J’aime les mecs stupides qui ne savent pas qu’ils le sont. C’est toute la clef pour moi. Quelqu’un qui, pour aucune bonne raison, évolue dans un monde où il pense que toutes les décisions qu’il prend sont parfaites. Rien ne me fait plus rire. J’aime aussi cette idée très Américaine de la confiance en soi qui ne repose sur rien. Ces gens qui friment et parlent très fort, avec pas grand chose derrière pour justifier tout ce bruit. Hilarant.
Votre point fort, c’est votre corps. Un corps de sportif qui n’a pas du tout l’allure d’un sportif.
Je n’ai jamais eu le moindre problème de confiance par rapport à mon apparence (rires). Faire du sport est une partie de ma vie (Will Ferrell a été commentateur sportif) et de toute façon, je suis obligé de rester actif pour avoir l’air un peu compact. Sinon, je ressemblerais à une ficelle géante ! J’ai l’allure d’un mec moyen qui n’a pas honte de lui-même. Le public aime me voir faire n’importe quoi sans vergogne.
Vous n’avez jamais été tenté par des rôles « sérieux » ?
J’admire les acteurs dramatiques.
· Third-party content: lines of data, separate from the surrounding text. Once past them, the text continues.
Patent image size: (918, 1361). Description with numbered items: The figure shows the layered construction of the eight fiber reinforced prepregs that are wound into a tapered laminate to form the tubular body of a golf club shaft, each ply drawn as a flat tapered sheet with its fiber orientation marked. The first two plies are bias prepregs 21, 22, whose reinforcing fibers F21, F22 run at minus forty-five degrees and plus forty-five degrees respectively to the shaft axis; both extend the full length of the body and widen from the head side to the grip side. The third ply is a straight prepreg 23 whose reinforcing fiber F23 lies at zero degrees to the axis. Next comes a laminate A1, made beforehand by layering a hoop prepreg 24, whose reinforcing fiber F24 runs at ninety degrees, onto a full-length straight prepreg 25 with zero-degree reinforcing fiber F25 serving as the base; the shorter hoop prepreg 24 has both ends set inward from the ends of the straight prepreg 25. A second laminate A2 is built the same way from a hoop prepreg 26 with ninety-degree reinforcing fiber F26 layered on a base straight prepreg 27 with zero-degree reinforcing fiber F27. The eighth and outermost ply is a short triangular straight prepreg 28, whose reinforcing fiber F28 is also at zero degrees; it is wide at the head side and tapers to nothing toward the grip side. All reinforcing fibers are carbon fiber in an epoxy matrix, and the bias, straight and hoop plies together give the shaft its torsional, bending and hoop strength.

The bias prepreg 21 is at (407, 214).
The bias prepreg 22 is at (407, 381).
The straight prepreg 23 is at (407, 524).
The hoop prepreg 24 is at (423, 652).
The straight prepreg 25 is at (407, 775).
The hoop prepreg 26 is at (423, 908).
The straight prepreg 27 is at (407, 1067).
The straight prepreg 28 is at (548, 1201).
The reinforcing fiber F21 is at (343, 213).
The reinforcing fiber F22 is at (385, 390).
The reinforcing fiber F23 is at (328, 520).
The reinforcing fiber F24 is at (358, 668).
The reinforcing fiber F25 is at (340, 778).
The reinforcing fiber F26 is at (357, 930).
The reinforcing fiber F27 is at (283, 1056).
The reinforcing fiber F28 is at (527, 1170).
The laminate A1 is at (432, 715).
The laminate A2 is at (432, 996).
Mais la comédie reste ma destination naturelle. Je préfère me cacher derrière des personnages incroyables plutôt que de devoir assumer une posture profonde et tout retenir en moi. Je n’aime pas me retenir ! Ma plus grande joie ? Me retrouver dos au mur, forcé de faire le con et de courir dans tous les sens en hurlant comme un poulet pendant vingt minutes.